Are you using True Crypt (or something else)? I have had colleagues ask about encrypting their whole drive and I have remained vague on the whole subject.

I would be genuinely interested in hearing your thoughts since you are doing the whole drive.

Cheers!
-P
 
I think all modern SSDs do some level of garbage collection but 320 Series's GC isn't very aggressive. Its performance may degrade over time if you don't enable TRIM, though I wouldn't worry too much.
Thank you - do you mean enabling TRIM via the hack posted in the Mac Pro forum?

Eddy - thanks for the data point on encrypted drive speed.

cheers,
Mark
 
Are you using True Crypt (or something else)? I have had colleagues ask about encrypting their whole drive and I have remained vague on the whole subject.

PGP WDE. Pretty decent price for what you get (WDE + applicable license for Bootcamp/Windows as well as PGP Zip and PGP Disk capabilities) but of course unencrypted is best for performance. 10.6.6 broke our machines unless you did a combo update, such that you could not boot, but the data was still there (but that was more Apple's fault than anyone else's). Also PGPs code apparently doesn't support AES-NI on the mac, which is intel's hardware based encryption accelerator (available on all recent MBPs).

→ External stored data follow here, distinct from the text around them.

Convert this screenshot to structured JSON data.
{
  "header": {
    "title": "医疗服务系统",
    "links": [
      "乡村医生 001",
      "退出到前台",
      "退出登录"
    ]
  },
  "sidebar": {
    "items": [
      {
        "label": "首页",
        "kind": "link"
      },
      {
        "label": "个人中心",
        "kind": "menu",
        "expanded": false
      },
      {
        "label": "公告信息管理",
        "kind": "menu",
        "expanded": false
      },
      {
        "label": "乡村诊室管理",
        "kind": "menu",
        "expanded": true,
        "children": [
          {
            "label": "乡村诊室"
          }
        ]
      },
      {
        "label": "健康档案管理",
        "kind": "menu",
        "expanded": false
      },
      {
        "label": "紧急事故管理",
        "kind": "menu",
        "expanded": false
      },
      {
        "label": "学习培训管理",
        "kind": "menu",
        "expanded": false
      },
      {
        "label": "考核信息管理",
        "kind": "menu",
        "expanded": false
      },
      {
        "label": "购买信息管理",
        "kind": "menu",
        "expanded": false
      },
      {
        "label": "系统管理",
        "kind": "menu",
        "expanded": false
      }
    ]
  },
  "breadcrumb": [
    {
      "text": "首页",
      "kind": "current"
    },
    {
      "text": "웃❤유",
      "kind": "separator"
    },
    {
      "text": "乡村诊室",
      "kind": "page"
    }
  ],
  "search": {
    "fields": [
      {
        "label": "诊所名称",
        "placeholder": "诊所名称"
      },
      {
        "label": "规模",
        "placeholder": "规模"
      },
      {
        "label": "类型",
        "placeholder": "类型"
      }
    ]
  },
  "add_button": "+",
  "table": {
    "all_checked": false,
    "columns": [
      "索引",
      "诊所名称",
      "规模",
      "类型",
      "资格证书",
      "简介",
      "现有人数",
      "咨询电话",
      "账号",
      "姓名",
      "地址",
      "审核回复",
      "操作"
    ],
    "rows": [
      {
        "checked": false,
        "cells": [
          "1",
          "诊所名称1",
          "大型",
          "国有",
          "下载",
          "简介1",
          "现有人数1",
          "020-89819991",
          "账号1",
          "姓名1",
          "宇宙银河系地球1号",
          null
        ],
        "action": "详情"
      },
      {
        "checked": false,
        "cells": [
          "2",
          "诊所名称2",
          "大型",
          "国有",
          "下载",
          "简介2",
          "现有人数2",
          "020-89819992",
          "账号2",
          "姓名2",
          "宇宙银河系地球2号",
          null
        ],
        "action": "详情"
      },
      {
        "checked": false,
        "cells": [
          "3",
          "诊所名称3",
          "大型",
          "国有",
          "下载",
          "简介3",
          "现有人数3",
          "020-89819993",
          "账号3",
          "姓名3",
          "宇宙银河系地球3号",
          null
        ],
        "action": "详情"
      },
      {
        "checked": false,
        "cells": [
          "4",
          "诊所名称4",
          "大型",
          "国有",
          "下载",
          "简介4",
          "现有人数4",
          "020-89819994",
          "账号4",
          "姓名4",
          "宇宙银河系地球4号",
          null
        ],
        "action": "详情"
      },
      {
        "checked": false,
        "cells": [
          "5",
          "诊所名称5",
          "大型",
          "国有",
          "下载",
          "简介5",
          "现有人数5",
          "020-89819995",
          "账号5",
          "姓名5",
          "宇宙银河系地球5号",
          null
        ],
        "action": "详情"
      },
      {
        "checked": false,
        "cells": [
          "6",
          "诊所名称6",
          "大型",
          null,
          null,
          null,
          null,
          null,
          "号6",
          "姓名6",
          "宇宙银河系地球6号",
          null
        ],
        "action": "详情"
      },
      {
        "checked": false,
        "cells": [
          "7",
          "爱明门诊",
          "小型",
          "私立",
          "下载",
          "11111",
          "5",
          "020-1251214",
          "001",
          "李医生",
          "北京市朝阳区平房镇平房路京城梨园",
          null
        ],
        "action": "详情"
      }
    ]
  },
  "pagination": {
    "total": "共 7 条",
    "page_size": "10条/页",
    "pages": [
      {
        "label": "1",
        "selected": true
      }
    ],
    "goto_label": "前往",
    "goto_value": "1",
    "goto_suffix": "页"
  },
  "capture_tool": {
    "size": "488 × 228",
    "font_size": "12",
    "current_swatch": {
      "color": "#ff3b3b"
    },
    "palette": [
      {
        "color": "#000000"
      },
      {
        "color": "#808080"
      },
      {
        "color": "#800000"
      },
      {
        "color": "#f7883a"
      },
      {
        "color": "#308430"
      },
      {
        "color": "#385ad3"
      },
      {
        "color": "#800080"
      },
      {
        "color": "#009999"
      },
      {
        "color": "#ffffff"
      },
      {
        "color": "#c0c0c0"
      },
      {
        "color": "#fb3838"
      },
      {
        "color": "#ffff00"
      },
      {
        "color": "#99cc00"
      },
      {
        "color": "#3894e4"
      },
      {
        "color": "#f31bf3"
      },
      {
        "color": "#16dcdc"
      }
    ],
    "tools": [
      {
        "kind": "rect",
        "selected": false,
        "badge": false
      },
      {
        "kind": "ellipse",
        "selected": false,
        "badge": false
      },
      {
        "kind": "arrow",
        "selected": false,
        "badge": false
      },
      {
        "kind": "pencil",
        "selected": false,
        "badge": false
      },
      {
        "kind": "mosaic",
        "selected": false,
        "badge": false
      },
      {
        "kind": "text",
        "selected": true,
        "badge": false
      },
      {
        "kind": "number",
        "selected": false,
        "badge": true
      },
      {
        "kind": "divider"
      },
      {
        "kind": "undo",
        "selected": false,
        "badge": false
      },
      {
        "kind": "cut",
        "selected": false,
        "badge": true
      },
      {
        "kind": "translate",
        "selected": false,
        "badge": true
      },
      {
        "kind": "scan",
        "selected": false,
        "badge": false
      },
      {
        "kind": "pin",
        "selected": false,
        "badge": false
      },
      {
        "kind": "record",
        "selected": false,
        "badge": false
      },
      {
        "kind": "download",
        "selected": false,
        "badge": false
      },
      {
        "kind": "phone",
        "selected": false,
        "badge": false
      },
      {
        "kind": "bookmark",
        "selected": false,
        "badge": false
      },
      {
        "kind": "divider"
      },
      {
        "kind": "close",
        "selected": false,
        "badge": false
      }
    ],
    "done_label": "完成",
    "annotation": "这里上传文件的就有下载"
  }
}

I'm about due for a license upgrade (20 or so bucks I believe) but i've been holding out to see if lion will offer anything.
 
Do you guys recommend the trim hack for the 320?

I have been using Trim Enabler on my 320 160GB with no issues for three weeks now. Daily boot/shutdown cycles and i allow it to sleep. No beachballs etc. Make sure you get the version for 10.6.8 (Trim Enabler 1.2) once you upgrade to that.

I don't recommend it for any SSD. Too many issues.

From what I understand, Cindori is just adding the serial of the 3rd party ssd to a kext which whitelists it for TRIM activation. Unless Apple is using a non-universal implementation of TRIM I don't see how it would be any different than a Windows PC for non-sandforce SSDs.

Avoid the TRIM hack on any SSD that already has some form of garbage collection (SandForce-based SSDs)

+1
 
Intel 320 SSD in MacBook Pro quad core i7

I have 2 intel SSD 600gb drives and I'm putting both of then in my MacBook Pro. My question is when I put them in is there any way for me to know if the drives support TRIM by looking through the menu or by downloading a program? I have been doing a lot of reading via google searches. There seems to be conflicting information. I would just like to know if when LION come out will there be something in the profiler that will say "TRIM Support". Another thing, is it true that TRIM IS NOT SUPPORTED IN RAID 0 configuration?
 
I'm rollin' with an OWC (Sandforce) SSD. How well does the garbage collection actually work on these things? Is it likely that I'll see significant performance degradation over time?